About a year ago, during a customer visit I noticed an interesting combination of hi-tech/low-tech project management and planning techniques which I later called the Project Management War Room and wrote about here. We implemented our own versions of this war room for our R&D and Professional Services (PS) teams. The results have been something to write more about!

After nine months of trying this out ourselves, I can report that both the R&D and PS war rooms have been highly effective. Both teams hold a 30 to 45 minute weekly project status meeting in the war room. I attend some of them just to keep in touch but read the minutes of their weekly meetings pretty regularly. Since the creation of the war rooms I have observed a noticeable improvement in project execution and a significant increase in our team performance consistency.  It seems that a wall full of visual information, key project dates/timelines on the wall, yellow or red flags if projects are late,  bug stats, weekly action items per project manager on flip charts … all in one room makes people more accountable and responsive for their projects and deliverables.

Here are a few best practices we have come up with so far:

  • Keep the information on the walls to the absolute minimum to reduce overhead work and to make sure the wall gets updated regularly. We write project/feature name, the developer/consultant who owns it, the expected completion date, and the status (shown using a color and two to three other pieces of information such as delivery date, number of bugs open for that module).
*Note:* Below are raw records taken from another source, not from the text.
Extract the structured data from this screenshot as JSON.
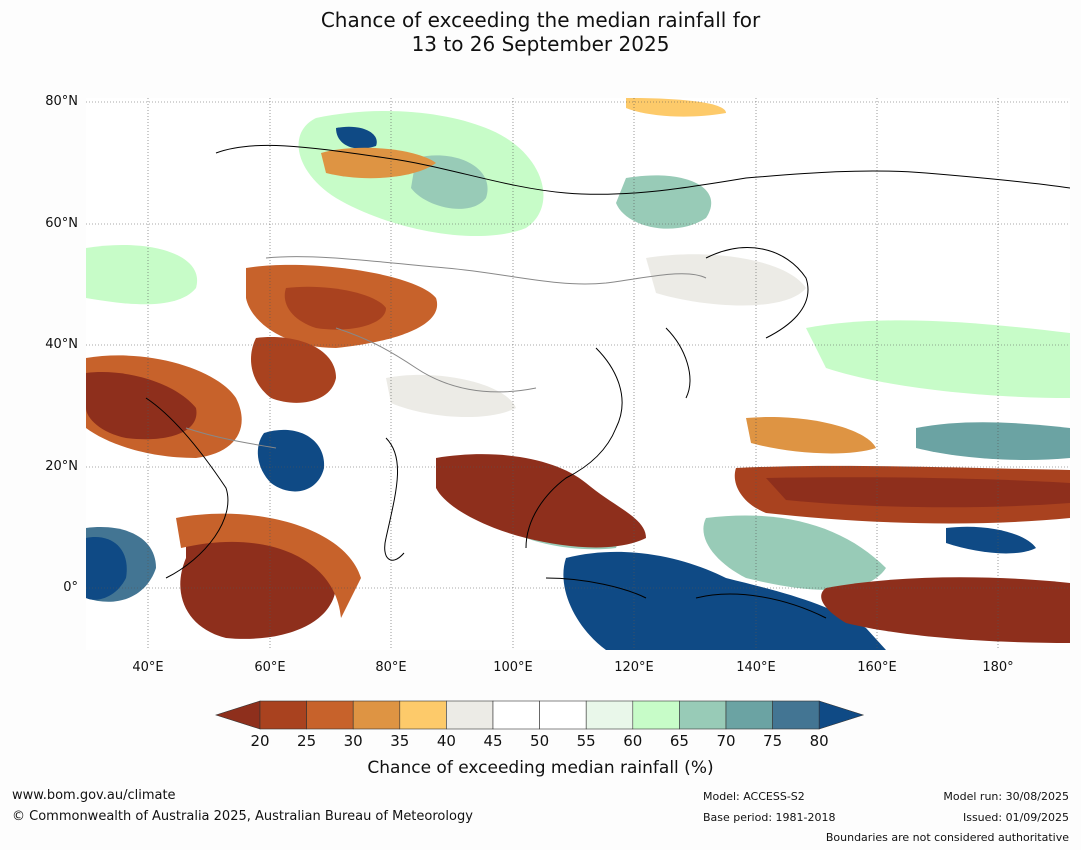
{
  "title_line1": "Chance of exceeding the median rainfall for",
  "title_line2": "13 to 26 September 2025",
  "lat_labels": [
    "80°N",
    "60°N",
    "40°N",
    "20°N",
    "0°"
  ],
  "lon_labels": [
    "40°E",
    "60°E",
    "80°E",
    "100°E",
    "120°E",
    "140°E",
    "160°E",
    "180°"
  ],
  "colorbar": {
    "ticks": [
      "20",
      "25",
      "30",
      "35",
      "40",
      "45",
      "50",
      "55",
      "60",
      "65",
      "70",
      "75",
      "80"
    ],
    "colors": [
      "#8e2f1c",
      "#a9421f",
      "#c7622b",
      "#de9443",
      "#fdca6a",
      "#ecebe6",
      "#ffffff",
      "#ffffff",
      "#e9f7ea",
      "#c7fcc8",
      "#98cbb7",
      "#6ba3a3",
      "#437593",
      "#0f4a85"
    ],
    "label": "Chance of exceeding median rainfall (%)"
  },
  "footer": {
    "url": "www.bom.gov.au/climate",
    "copyright": "© Commonwealth of Australia 2025, Australian Bureau of Meteorology",
    "model": "Model: ACCESS-S2",
    "base_period": "Base period: 1981-2018",
    "model_run": "Model run: 30/08/2025",
    "issued": "Issued: 01/09/2025",
    "boundaries": "Boundaries are not considered authoritative"
  }
}
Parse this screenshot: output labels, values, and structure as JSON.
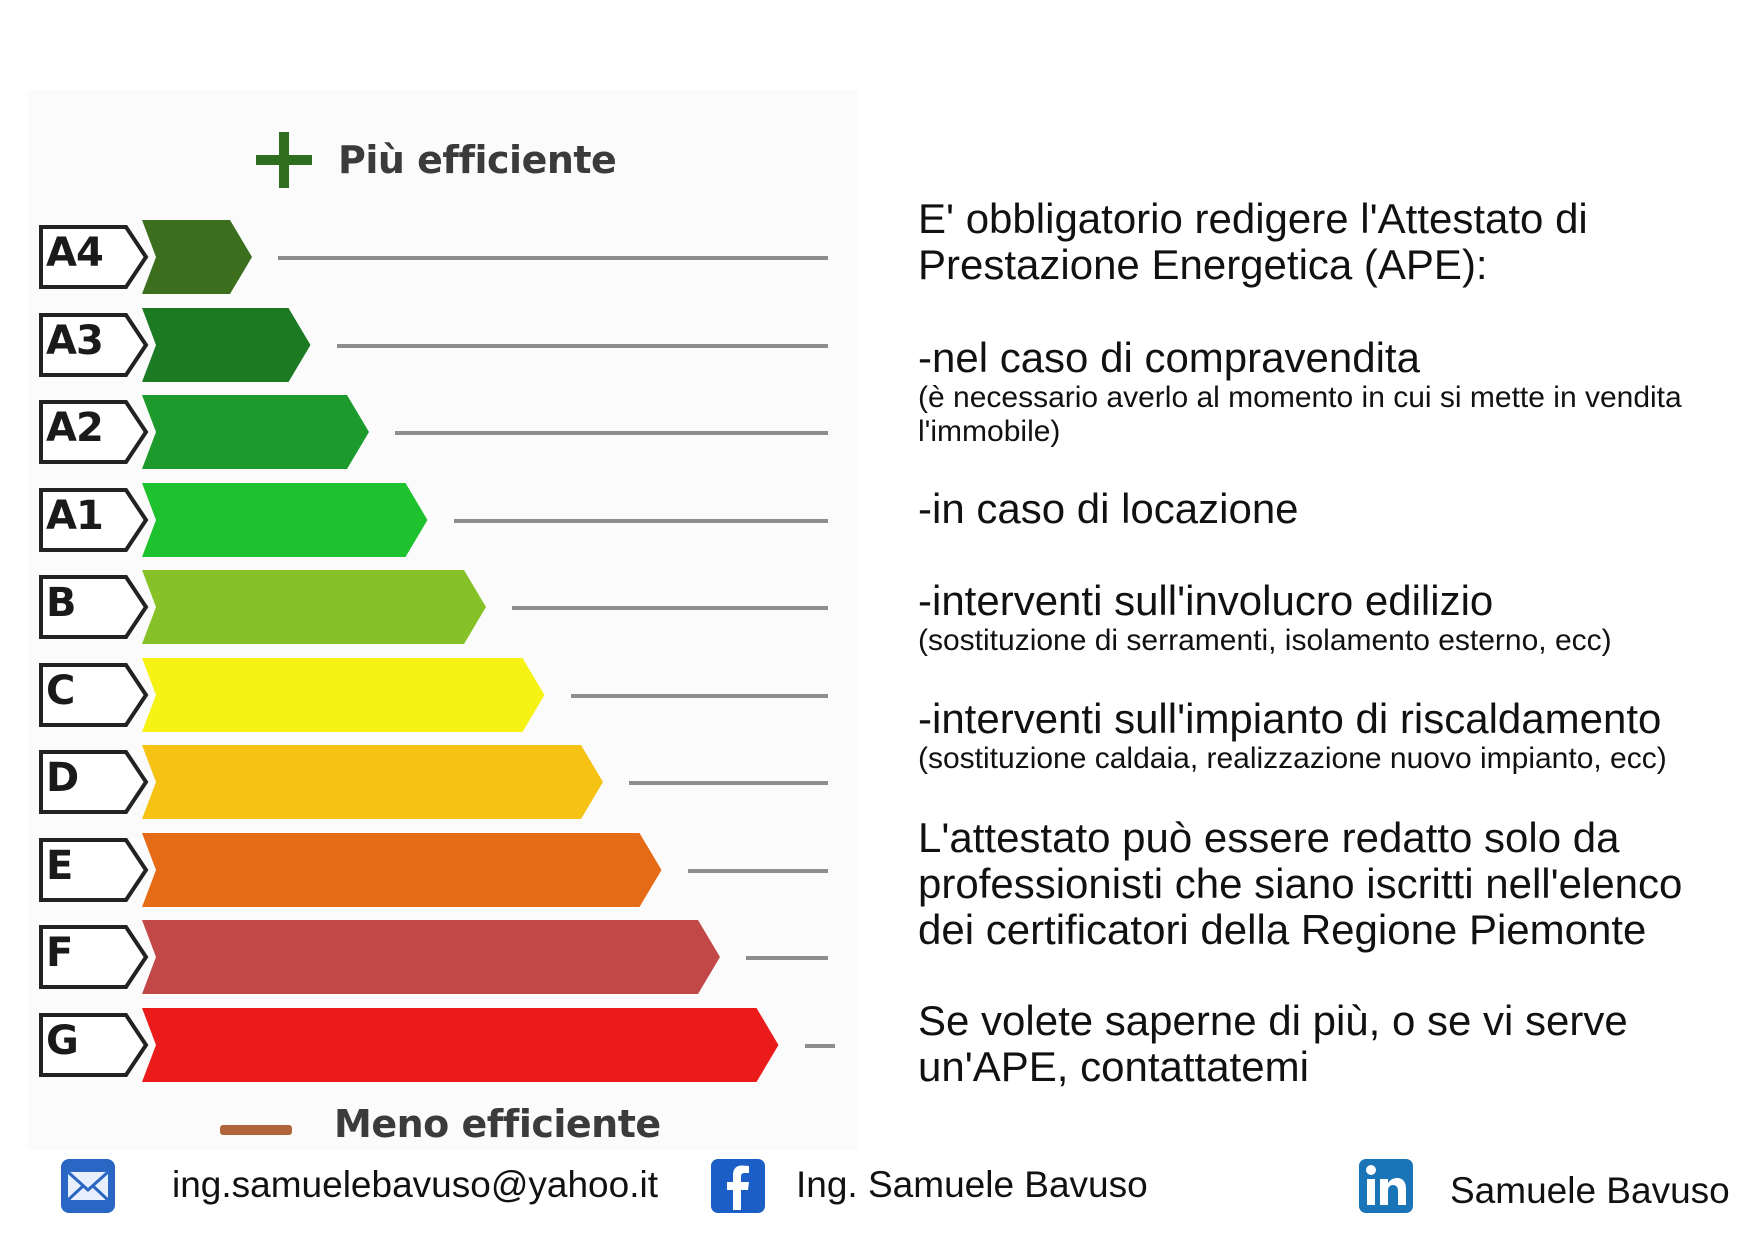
{
  "scale": {
    "top_label": "Più efficiente",
    "bottom_label": "Meno efficiente",
    "classes": [
      {
        "label": "A4",
        "color": "#3b6f1e"
      },
      {
        "label": "A3",
        "color": "#1c7a23"
      },
      {
        "label": "A2",
        "color": "#1c9a2b"
      },
      {
        "label": "A1",
        "color": "#1ec22f"
      },
      {
        "label": "B",
        "color": "#86c227"
      },
      {
        "label": "C",
        "color": "#f5f214"
      },
      {
        "label": "D",
        "color": "#f6c214"
      },
      {
        "label": "E",
        "color": "#e66b17"
      },
      {
        "label": "F",
        "color": "#c24848"
      },
      {
        "label": "G",
        "color": "#ec1b1b"
      }
    ]
  },
  "text": {
    "intro": "E' obbligatorio redigere l'Attestato di Prestazione Energetica (APE):",
    "item1": "-nel caso di compravendita",
    "item1_note": "(è necessario averlo al momento in cui si mette in vendita l'immobile)",
    "item2": "-in caso di locazione",
    "item3": "-interventi sull'involucro edilizio",
    "item3_note": "(sostituzione di serramenti, isolamento esterno, ecc)",
    "item4": "-interventi sull'impianto di riscaldamento",
    "item4_note": "(sostituzione caldaia, realizzazione nuovo impianto, ecc)",
    "professionals": "L'attestato può essere redatto solo da professionisti che siano iscritti nell'elenco dei certificatori della Regione Piemonte",
    "contact": "Se volete saperne di più, o se vi serve un'APE, contattatemi"
  },
  "footer": {
    "email": "ing.samuelebavuso@yahoo.it",
    "facebook": "Ing. Samuele Bavuso",
    "linkedin": "Samuele Bavuso",
    "icons": [
      "mail-icon",
      "facebook-icon",
      "linkedin-icon"
    ],
    "brand_colors": {
      "facebook": "#1b5fc6",
      "linkedin": "#1a74b8",
      "mail": "#2a66c4"
    }
  }
}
The key is to use colors, large normal and bold characters, and simple timelines to convey the bottom summary status. More detailed information is maintained in computer files/databases. We use a projector and drill into the detailed by looking at project and workforce reports when we need to. However, 99% of the time, the information on the walls is all we need to focus on and discuss during our war room meetings.

  • A new item we have added of late is we write the original estimate for the project or feature and current spend level. This has also helped us quickly see which parts of a project are going off plan. I have included a sample of the project boxes we have on our R&D wall.

 

project_box

The service team was tracking a lot more detail on their wall. After attending the last meeting I could see how their version was not working as well as that of R&D. I could not tell, at a glance, where the issues are and what action is being taken. There was too much information to go over in 30 seconds which is my maximum attention span for such things. I asked the service team managers to take a good hard look at how R&D is doing it and to adopt more of their keep it simple approach.

This simple combination of good old fashioned paper printouts, sticky notes and timelines on the wall, flip charts to look at the big picture, and a computer/projector so we can drill into the project reports is working very well for us.  The visual impact of the war room, the intensity it has brought to our project teams and the performance improvements we have gained is incredible.